Pokémon Rap included for those not familiar:
https://www.youtube.com/watch?v=xMk8wuw7nek
References:
Goldstein, E. B. (2011). Cognitive Psychology; Connecting Mind, Research and Everyday Experience (Vol. 3). Belmont, CA: Wadsworth Cengage Learning.
Another thing that might also be at play when playing the game PokemonGo is feature detectors. Feature detectors are neurons that respond to the features of an object seen such as shape, color, and size (Goldstein, 2011). Although, color cannot be detected in the gray figure, it can be analyzed by its other features like the shape and size of the image (ex. big, round). This process starts out as a bottom-up process, looking at the image, then accessing prior knowledge (top-down processing) of Pokemon shapes and sizes to figure out which Pokemon it is. This simple game involves some higher order thinking and is more complex than it seems.
References
Goldstein, E. B. (2011). Cognitive Psychology: Connecting mind, research and everyday experience
(Vol. 3). (pp. 38). Belmont, CA: Wadsworth Cengage Learning.
Hi Mitchell!
What an interesting blog!
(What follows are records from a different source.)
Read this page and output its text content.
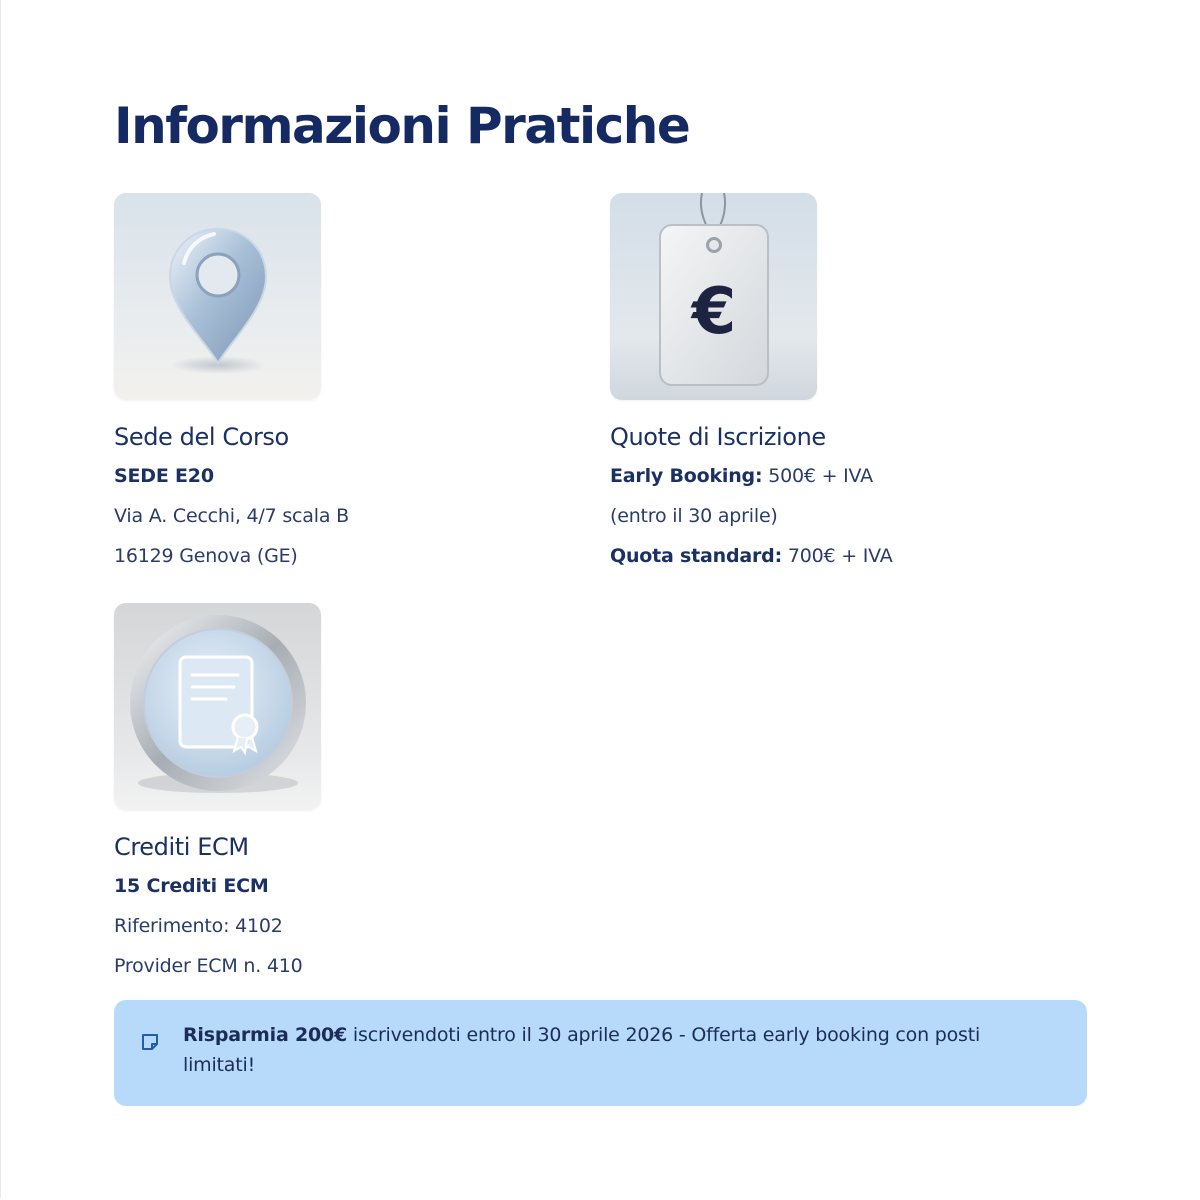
Informazioni Pratiche
Sede del Corso

SEDE E20

Via A. Cecchi, 4/7 scala B

16129 Genova (GE)

€
Quote di Iscrizione

Early Booking: 500€ + IVA

(entro il 30 aprile)

Quota standard: 700€ + IVA

Crediti ECM

15 Crediti ECM

Riferimento: 4102

Provider ECM n. 410

Risparmia 200€ iscrivendoti entro il 30 aprile 2026 - Offerta early booking con posti limitati!
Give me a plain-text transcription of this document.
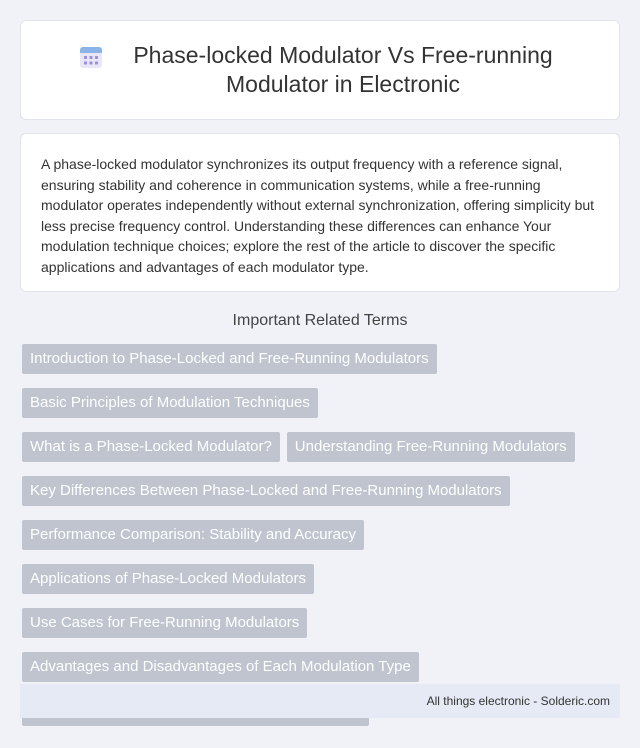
Phase-locked Modulator Vs Free-running Modulator in Electronic

A phase-locked modulator synchronizes its output frequency with a reference signal, ensuring stability and coherence in communication systems, while a free-running modulator operates independently without external synchronization, offering simplicity but less precise frequency control. Understanding these differences can enhance Your modulation technique choices; explore the rest of the article to discover the specific applications and advantages of each modulator type.

Important Related Terms
Introduction to Phase-Locked and Free-Running Modulators
Basic Principles of Modulation Techniques
What is a Phase-Locked Modulator?	Understanding Free-Running Modulators
Key Differences Between Phase-Locked and Free-Running Modulators
Performance Comparison: Stability and Accuracy
Applications of Phase-Locked Modulators
Use Cases for Free-Running Modulators
Advantages and Disadvantages of Each Modulation Type
All things electronic - Solderic.com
Top-down processing involves using information from our previous knowledge, expectations and experience to help us interpret the information that is coming in through our senses. (Goldstein, 2011) Having previous knowledge about the different types of Pokémon, absolutely would provide you with an advantage within the game. You are able to connect the shape of the character to of course identify it, but also recognize properties such as its strengths and weaknesses. An example such as yours just goes to show how often we use these types of process in the everyday world. You were able to take a basic feature- such as the character’s shape and transform it into more that would benefit you when participating in the game. This process also appears to be automatic for you- another advantage. By using this technique, it allows you allot more focus on the data you need to collect to advance your status in the game. According to a few articles I have read, this “top-down” process is essential for entrepreneurs and leaders/bosses. Top-down processing incites creativity, higher level thinking, Therefore, a ‘simple’ game such as Pokémon is really refining skills that are needed later in life.
Works Cited
Goldstein, E. B. (2011). Cognitive Psychology; Connecting Mind, Research and Everyday Experience (Vol. 3). Belmont, CA: Wadsworth Cengage Learning.